Talk:The Son of Man
|WikiProject Arts||(Rated Start-class)|
I have the same concern. Even the Wikipedia page for Rene Magritte lists the painting as painted in 1964, not 1946. And since Listening Room was of a similar theme and created a year later, 1964 makes better sense. Qitonia (talk) 15:33, 17 November 2015 (UTC)
Development of Meaning
Does anyone have a source which explains the themes in this work? I have a pretty good idea, but I would love read more on it. --Vector4F 07:21, 7 March 2006 (UTC)
I have added "citation needed" tags to the interpretation of the painting's meaning. I find the statement that "the apple represents temptation" to be highly suspect. Magritte stated that his paintings evoked mystery, which is unknowable. He also was annoyed when people insisted on speaking about his paintings in terms of what they "symbolize". He is also known to have chosen quite arbitrary hello names for his paintings, and often allowed friends to choose the names. Therefore I believe this interpretation regarding the businessman symbolizing "the son of Adam" and the apple symbolizing "temptation" is extremely unlikely to represent the intentions of Magritte himself. Unless there are supporting references to show this interpretation coming from some expert on Magritte's work, it is most likely "original research" or "unverifiable" and should be removed. IamNotU (talk) 18:35, 27 February 2008 (UTC)

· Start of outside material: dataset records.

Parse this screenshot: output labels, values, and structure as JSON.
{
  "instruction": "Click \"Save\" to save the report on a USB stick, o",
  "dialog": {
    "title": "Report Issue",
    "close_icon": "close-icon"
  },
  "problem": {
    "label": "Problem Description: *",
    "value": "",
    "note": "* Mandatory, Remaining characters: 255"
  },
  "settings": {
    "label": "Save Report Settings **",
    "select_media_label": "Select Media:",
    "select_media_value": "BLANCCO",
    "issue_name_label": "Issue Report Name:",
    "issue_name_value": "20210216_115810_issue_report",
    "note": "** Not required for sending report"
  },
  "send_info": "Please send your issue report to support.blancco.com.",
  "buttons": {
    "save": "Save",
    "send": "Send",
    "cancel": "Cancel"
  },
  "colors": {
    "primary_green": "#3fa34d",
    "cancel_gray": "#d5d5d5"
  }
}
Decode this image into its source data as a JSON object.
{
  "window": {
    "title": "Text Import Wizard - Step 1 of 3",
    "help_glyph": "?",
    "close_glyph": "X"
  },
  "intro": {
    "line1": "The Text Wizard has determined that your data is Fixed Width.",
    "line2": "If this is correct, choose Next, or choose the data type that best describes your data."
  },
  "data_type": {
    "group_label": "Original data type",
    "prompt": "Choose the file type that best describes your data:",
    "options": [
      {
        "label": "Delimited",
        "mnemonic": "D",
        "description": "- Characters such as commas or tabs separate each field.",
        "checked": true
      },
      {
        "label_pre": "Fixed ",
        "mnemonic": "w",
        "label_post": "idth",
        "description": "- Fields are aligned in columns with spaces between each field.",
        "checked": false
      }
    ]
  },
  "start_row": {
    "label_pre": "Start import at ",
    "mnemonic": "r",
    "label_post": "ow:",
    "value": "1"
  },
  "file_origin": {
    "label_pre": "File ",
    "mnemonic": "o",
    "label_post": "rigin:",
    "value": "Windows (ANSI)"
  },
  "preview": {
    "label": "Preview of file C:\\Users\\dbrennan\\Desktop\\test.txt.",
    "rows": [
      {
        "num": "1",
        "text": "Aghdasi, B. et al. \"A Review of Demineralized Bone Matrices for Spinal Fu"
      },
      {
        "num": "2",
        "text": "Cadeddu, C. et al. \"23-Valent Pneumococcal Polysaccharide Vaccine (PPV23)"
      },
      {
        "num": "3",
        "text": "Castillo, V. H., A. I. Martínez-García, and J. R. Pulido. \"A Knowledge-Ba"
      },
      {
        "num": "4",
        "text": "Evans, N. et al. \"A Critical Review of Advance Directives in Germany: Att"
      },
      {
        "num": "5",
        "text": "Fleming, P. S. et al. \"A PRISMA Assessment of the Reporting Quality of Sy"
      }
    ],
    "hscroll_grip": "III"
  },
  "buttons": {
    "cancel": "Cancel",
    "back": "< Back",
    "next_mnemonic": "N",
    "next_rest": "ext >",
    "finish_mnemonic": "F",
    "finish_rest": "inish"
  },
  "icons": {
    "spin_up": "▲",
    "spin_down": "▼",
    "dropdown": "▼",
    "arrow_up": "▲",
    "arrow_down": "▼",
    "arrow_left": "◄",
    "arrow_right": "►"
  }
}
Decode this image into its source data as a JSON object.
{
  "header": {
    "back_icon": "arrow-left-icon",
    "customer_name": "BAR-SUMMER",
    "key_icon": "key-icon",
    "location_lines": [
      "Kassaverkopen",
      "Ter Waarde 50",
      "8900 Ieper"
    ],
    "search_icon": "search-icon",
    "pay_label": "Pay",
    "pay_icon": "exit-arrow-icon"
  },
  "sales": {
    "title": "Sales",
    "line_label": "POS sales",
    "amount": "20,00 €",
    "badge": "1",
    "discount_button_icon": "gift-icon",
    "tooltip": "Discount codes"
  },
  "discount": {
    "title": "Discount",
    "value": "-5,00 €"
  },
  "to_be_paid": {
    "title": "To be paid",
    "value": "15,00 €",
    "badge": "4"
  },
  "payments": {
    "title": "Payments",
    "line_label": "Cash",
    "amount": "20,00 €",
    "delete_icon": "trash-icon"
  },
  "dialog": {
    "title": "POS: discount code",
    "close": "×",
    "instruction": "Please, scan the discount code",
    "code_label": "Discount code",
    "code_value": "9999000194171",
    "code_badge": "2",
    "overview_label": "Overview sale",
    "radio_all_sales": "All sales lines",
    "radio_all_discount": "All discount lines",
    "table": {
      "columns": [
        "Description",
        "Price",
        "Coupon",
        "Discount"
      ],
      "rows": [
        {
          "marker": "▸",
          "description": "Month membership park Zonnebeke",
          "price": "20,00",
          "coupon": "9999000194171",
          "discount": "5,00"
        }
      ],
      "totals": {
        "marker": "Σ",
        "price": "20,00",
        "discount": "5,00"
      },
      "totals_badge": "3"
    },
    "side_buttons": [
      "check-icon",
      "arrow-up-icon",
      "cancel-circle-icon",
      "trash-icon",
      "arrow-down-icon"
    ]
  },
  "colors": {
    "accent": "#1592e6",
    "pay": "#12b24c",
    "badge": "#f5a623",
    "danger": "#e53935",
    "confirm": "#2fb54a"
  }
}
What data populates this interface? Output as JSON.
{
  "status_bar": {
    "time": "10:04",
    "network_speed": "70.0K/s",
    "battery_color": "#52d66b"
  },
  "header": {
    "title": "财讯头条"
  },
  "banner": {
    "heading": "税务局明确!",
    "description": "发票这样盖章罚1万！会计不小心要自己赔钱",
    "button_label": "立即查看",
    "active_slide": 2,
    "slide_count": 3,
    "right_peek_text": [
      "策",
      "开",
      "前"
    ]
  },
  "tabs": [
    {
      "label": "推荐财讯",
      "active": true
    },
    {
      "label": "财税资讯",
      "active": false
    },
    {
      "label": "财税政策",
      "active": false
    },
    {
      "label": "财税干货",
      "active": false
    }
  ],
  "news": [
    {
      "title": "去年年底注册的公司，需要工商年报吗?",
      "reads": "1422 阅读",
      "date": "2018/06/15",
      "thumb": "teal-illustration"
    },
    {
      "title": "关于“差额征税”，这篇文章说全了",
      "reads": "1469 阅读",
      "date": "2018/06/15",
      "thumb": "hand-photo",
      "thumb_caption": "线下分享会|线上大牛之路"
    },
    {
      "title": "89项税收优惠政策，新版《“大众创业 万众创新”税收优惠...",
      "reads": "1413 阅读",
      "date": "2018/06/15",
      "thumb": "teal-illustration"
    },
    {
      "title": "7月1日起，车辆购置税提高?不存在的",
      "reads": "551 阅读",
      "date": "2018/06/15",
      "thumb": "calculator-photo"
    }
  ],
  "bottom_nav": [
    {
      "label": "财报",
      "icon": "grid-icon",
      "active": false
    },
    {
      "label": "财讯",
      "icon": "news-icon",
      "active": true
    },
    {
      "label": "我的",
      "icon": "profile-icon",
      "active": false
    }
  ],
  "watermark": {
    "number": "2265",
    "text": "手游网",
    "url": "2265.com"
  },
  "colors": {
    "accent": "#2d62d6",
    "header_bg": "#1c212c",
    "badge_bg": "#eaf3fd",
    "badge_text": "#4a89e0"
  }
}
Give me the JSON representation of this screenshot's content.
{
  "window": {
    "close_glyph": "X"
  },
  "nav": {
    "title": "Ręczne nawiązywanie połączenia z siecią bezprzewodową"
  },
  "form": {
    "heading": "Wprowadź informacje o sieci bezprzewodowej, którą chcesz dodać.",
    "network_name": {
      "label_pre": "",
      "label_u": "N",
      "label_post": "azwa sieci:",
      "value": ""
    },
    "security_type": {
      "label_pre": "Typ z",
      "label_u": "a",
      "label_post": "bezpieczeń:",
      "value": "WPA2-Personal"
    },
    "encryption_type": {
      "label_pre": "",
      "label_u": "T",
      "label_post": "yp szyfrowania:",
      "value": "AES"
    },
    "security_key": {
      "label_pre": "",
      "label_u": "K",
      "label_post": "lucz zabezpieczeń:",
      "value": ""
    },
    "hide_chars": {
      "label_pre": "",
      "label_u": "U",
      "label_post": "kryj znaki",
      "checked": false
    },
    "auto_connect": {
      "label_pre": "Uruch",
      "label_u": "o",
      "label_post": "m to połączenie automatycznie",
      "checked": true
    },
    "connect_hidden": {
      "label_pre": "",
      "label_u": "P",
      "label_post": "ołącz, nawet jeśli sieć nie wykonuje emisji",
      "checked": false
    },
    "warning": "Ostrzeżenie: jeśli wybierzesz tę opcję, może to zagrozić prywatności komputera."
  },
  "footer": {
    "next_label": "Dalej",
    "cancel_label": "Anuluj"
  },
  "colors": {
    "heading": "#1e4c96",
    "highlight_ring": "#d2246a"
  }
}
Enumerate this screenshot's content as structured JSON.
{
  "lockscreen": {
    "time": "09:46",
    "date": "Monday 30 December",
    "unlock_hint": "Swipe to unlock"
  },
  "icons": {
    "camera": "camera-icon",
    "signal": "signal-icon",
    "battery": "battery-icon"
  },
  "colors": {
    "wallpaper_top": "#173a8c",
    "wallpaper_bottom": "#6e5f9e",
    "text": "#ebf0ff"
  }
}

Any link to Magritte quotes? They're used on all his wiki pages, and I'd be interested in seeing a link, or at least a site showing that they are TRUE quotes. (184.108.40.206 (talk) 14:08, 26 November 2007 (UTC))
It looks like it was deliberately painted as being 'open' - as per this picture... http://en.wikipedia.org/wiki/File:Wolleh_magritte.jpg ...though I'm still intrigued to know why! 220.127.116.11 (talk) 05:58, 1 November 2011 (UTC)
- The Son of Man should not be confused with The Great War on Facades (La Grande Guerre Façades), another Magritte painting featuring similar imagery. Both feature a person standing in front of a wall overlooking the sea. The Great War on Facades, however, features a woman holding an umbrella, her face covered by a flower. The painting should also not be confused with Man in a Bowler Hat, a similar painting where the man's face is obscured by a bird rather than an apple.
- ==Similar paintings==
Magritte also painted The Great War on Facades (La Grande Guerre Façades) with a woman holding an umbrella, her face covered by a flower and a Man in a Bowler Hat where the man's face is obscured by a bird rather than an apple.